Biraz bayram temizliği de yaptım. Mutfak halım çok kirlenmişti yıkamaya verdim. Bayramdan önce gelmişti. Komple mutfağı temizledim, halıyı serdim. Çayı koydum, demlenene kadar birkaç bulaşığı toparladım. Kahvaltıyı hazırlamaya başlamadan ocağın üzerindeki tencereleri de alayım derken elimden kaydılar. Çaydanlığı devirdiler. Mutfak perdesi, yeni yıkanan halı, sildiğim dolaplar, yerler her yer ama her yer çay oldu. Çaydanlıkta bir damla su, demlikte bir damla çay kalmamış. Devrilirken sıçradığı için de mutfağın yarısına yayılmış. Bir de dökülen çay otomatik ateşlemeyi ıslatmış. Durmaksızın gelen bir çıt çıt sesi var arka planda. Kırk üç senelik ömrümde ilk defa oturdum sinirden ağladım.

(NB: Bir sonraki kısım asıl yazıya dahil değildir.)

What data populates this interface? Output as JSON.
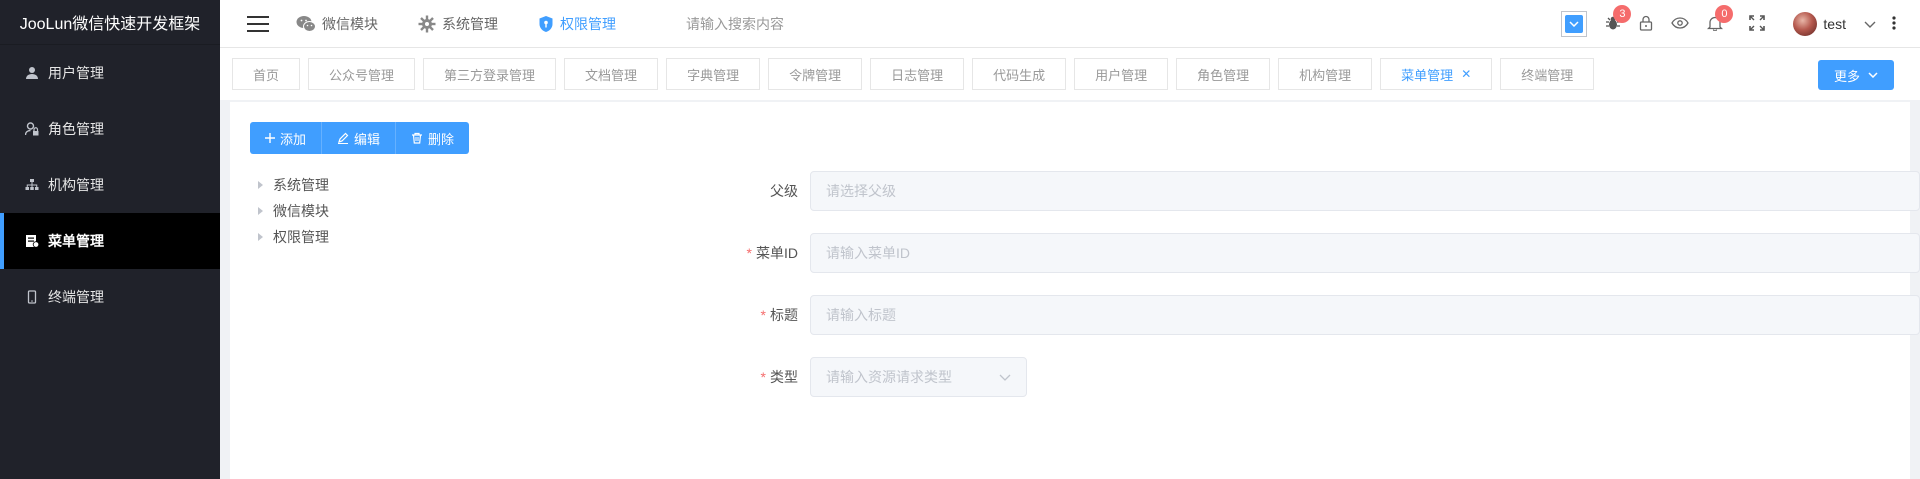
{
  "brand": {
    "title": "JooLun微信快速开发框架"
  },
  "sidebar": {
    "items": [
      {
        "label": "用户管理",
        "icon": "user-icon"
      },
      {
        "label": "角色管理",
        "icon": "user-lock-icon"
      },
      {
        "label": "机构管理",
        "icon": "sitemap-icon"
      },
      {
        "label": "菜单管理",
        "icon": "menu-doc-icon",
        "active": true
      },
      {
        "label": "终端管理",
        "icon": "mobile-icon"
      }
    ]
  },
  "header": {
    "nav": [
      {
        "label": "微信模块",
        "icon": "wechat-icon"
      },
      {
        "label": "系统管理",
        "icon": "gear-icon"
      },
      {
        "label": "权限管理",
        "icon": "shield-icon",
        "active": true
      }
    ],
    "search_placeholder": "请输入搜索内容",
    "bug_count": "3",
    "notification_count": "0",
    "username": "test"
  },
  "tabs": {
    "items": [
      "首页",
      "公众号管理",
      "第三方登录管理",
      "文档管理",
      "字典管理",
      "令牌管理",
      "日志管理",
      "代码生成",
      "用户管理",
      "角色管理",
      "机构管理",
      "菜单管理",
      "终端管理"
    ],
    "active": "菜单管理",
    "more_label": "更多"
  },
  "toolbar": {
    "add_label": "添加",
    "edit_label": "编辑",
    "delete_label": "删除"
  },
  "tree": {
    "nodes": [
      "系统管理",
      "微信模块",
      "权限管理"
    ]
  },
  "form": {
    "parent": {
      "label": "父级",
      "placeholder": "请选择父级",
      "required": false
    },
    "menu_id": {
      "label": "菜单ID",
      "placeholder": "请输入菜单ID",
      "required": true
    },
    "title": {
      "label": "标题",
      "placeholder": "请输入标题",
      "required": true
    },
    "type": {
      "label": "类型",
      "placeholder": "请输入资源请求类型",
      "required": true
    }
  },
  "colors": {
    "accent": "#409eff",
    "sidebar_bg": "#20222a",
    "badge": "#f56c6c"
  }
}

Mutluluktan ya da üzüntüden ağladığım çok olmuştur gayet de alışığım ama hayatımda ilk defa sinirden ağladım. Emeğime mi üzüleyim, yorgunluğuma mı yanayım, yine yeniden sil baştan her şeyi temizleyecek oluşuma mı acıyım bilemedim. Sonra bir sigara yaktım. Oturdum pisliğe baktım. O an kafama dank etti ki ben de ocağın yanında duruyordum o haşlak çay ve kaynamış su komple benim üzerime de gelebilirdi. Ben oturup sigara içeceğime belden aşağım yanmış şekilde hastane yolunda olabilirdim. Dedim ki boş ver Burcu, sağlık olsun. Bir damla bile üzerine gelmedi ya sen ona bak. Sonra kalktım, durmaksızın gelen ve ne yapsak kesilmeyen çıt çıt sesi eşliğinde "çıt çıt çıt çıt çedene de sar bedeni bedene, dünya dolu yar olsa da alacağım bir tane" türküsünü söyleyerek mutfağı temizledim. Halıyı sildim - perdeyi yıkadım- dolapları sildim- yerleri sildim. Her yerimizden çay çıktı ama yine de bir süre. O gün kahvaltıyı saat dörtte edebildik. Tam kahvaltının ortasında birden o çıt çıt sesi kesildi. Ertesi gün kalktığımda bile hala ayaklarım ağrıyordu.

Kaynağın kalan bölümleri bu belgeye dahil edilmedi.